Happy Thanksgiving, dear readers!
It seems appropriate that I take a few minutes and express what I am grateful for this year. This year was one of the hardest years of my life and so many terrible things happened and so few amazing things that it can be hard to remember what I should be grateful for.
Because I am in the midst of one of the worst and most crippling depressions of my life, it can be so hard for me to articulate how I am feeling and what I need.
Right now, what I need is to talk about this year.
Late last year my husband and I made the difficult decision to separate. In February, I was admitted to a behavioral health inpatient hospital for suicidal ideation. While in the hospital, I quit my job at the domestic violence shelter.
In March, my fifth grandchild was born. Unfortunately, I was too distracted with my mental health crisis and my father’s deteriorating health to pay as much attention to the sweet little boy as he deserved. I did see him in the hospital, but I wish I had been around more to help my daughter with her other two children.
I am grateful for healthy grandchildren. I am grateful for each and every one of my surviving grandchildren.
Shortly after being released from the hospital, I went to Missouri for two weeks to stay with my father and stepmother. I wanted to help care for my father and get away from the stress of my life. With the help of my mom, daughter, and another grandmother, I was able to leave my three-year-old behind for the trip.
I am grateful to everyone who made it possible for me to spend time alone with my father.
While I was in Missouri, my father had a neurological event caused by withdrawals from pain medications and steroids. He suffered a form of amnesia that caused him to forget everyone. During that time, he was not himself. He behaved aggressively, was mean to the hospital staff, and even tried to bite several people who attempted to restrain him while the nurses attempted to get his IV back in to deliver the steroids the doctor hoped would bring my father back to himself.

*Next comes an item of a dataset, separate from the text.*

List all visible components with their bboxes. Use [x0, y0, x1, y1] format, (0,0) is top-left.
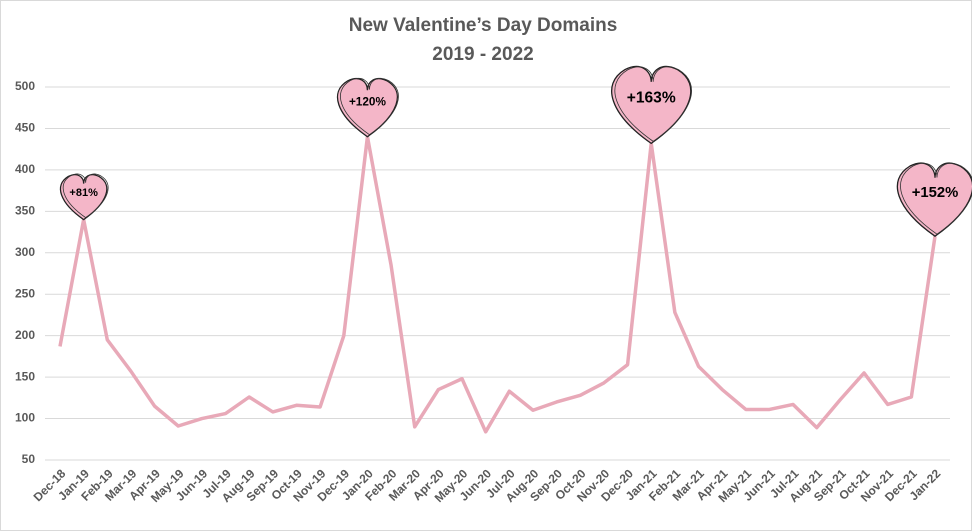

I am grateful that I was in Missouri with my father when this happened. I am grateful I was there to help my stepmother through it. I am grateful my brothers trusted my assessment of our father and came to Missouri immediately. I’m grateful for the support I received from my step-brother during this time as well, and the extended family members who rushed to see my father.
I’m sorry to say, I don’t think my dad ever truly came back. While he did seem to recover, and left the hospital after a few days, his health quickly deteriorated. We were able to get hospice into the home shortly after his hospital stay, and we were able to make him a bit more comfortable for the final month or so. After struggling to regulate himself, my father lost the fight for his life on his 61st birthday, April 30th.
I am forever grateful that when I got the call that my dad’s condition was getting worse, I got in my car and drove and didn’t stop, except for gas, until I was at his doorstep. While my father was already nonverbal and nonmobile when I arrived, I was able to spend a few invaluable hours at his side before he passed peacefully in the night. During these hours, my brothers, one of my step-brothers, and my step-mother and I sat around my father’s bed and shared some of our fondest memories. These hours were the most precious and I can never express how much they have meant to me.
I have so much to say about his three-year cancer journey, but the tears come too swiftly to ever get the words out. My father, as I knew him, was a gentle man who was simple but highly intelligent, happy to be a country boy, and who loved his family. I loved him so much more than I ever told him, and so much more than even I knew.
I am grateful that I had a wonderful father. He wasn’t perfect and sometimes I didn’t much like him, he was the rock in my life. The only stable thing in my whole life was my father.
I can’t say that I remember much of the time between then and now. I worked a lot, managed to keep up with my graduate classes for my master’s degree, and had another birthday. Shortly after my father passed away, I moved back home and my husband and I reunited.
I am grateful that my husband and family have been so supportive of me during this time. Some days have been terrible, some have been quiet, and some have been almost normal. When nobody was looking, there was a lot of crying. I am grateful that when I cry, nobody presses me to talk.
Sometime in the spring, I leased an art studio at the Beloit Art Studio, and I often go there to write and work. I moved all of my books to the studio and filled it with bookcases.
I am grateful for my studio. It’s the most wonderful space, and it’s mine.
Also this year, we lost my Uncle Daniel. I wrote a post about him, so I won’t go into too much here. We will all miss him. Like my father, he was far too young to leave this world. We should have gotten many more years with them.
I am grateful for the years we did get.
As the year draws to an end, I am hesitant to be hopeful. In the middle of December, I am undergoing surgery that will leave me in recovery for the rest of the year.
I am grateful that my family is supporting me through this.
While I don’t post regularly, I appreciate each of my readers.
I am grateful for you!
I am grateful for each and every single member of my family. I am grateful for my husband, my children, my grandchildren, my mom, my brothers, my step-mom and step-brothers, my aunts and uncles, cousins, literally all of you.
I am grateful that I was blessed with the childhood experiences that have colored my whole life. I am grateful, even if it doesn’t show. I know how much the world has sacrificed for me. I know I am often ungrateful on the outside.
Please know, from the very bottom of my heart, even when you can’t tell, that I am truly and wholely grateful for everything.